- Galten Municipality Location within Denmark
- Coordinates: 56°09′23″N 9°54′18″E﻿ / ﻿56.15639°N 9.90500°E
- Country: Denmark
- County: Aarhus County
- Created: 1970
- Merged: 2007
- Seat: Galten

Area
- • Land: 72.73 km^{2} (28.08 sq mi)

Population (2005)
- • Total: 11,086
- Time zone: UTC1 (CET)
- • Summer (DST): UTC2 (CEST)

= Galten Municipality =

Galten in 2019

Until 1 January 2007 Galten municipality was a municipality (Danish, kommune) in Aarhus County in the eastern part of the Jutland peninsula in central Denmark. The municipality covered an area of 72.73 km^{2}, and had a total population of 11,086 (2005). Its last mayor was Jens Grønlund, a member of the Venstre (Liberal Party) political party. The site of its municipal council was the town of Galten.

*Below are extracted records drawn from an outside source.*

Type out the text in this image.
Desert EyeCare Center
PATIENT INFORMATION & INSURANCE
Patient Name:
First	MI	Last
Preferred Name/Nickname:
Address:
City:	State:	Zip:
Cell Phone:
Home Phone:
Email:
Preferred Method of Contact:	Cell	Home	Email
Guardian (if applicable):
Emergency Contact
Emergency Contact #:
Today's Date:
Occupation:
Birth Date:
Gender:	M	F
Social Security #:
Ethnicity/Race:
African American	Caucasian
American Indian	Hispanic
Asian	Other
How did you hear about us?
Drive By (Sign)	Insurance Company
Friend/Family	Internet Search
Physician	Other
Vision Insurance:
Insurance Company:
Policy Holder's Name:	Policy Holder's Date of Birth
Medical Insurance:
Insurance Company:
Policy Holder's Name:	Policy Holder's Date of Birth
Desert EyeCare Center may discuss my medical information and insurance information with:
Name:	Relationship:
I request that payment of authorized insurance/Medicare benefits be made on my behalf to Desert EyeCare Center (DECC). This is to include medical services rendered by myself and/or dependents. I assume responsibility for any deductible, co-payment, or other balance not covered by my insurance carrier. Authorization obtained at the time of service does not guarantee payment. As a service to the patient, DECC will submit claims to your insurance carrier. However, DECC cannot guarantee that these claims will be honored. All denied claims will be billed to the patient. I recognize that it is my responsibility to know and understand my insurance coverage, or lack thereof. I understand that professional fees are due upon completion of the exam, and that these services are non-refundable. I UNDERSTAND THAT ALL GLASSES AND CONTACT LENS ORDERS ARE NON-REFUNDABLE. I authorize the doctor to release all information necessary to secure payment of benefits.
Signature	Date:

The municipality was created in 1970 as the result of a kommunalreform ("Municipality Reform") that combined the following parishes: Galten, Sjelle, Skivholme, Skovby, Skørring, Stjær, and Storring parishes.

Galten municipality ceased to exist as the result of Kommunalreformen ("The Municipality Reform" of 2007). It was merged with existing Hørning, Ry, and Skanderborg municipalities to form the new Skanderborg municipality. This created a municipality with an area of 416 km^{2} and a total population of 49,469 (2005) in Region Midtjylland.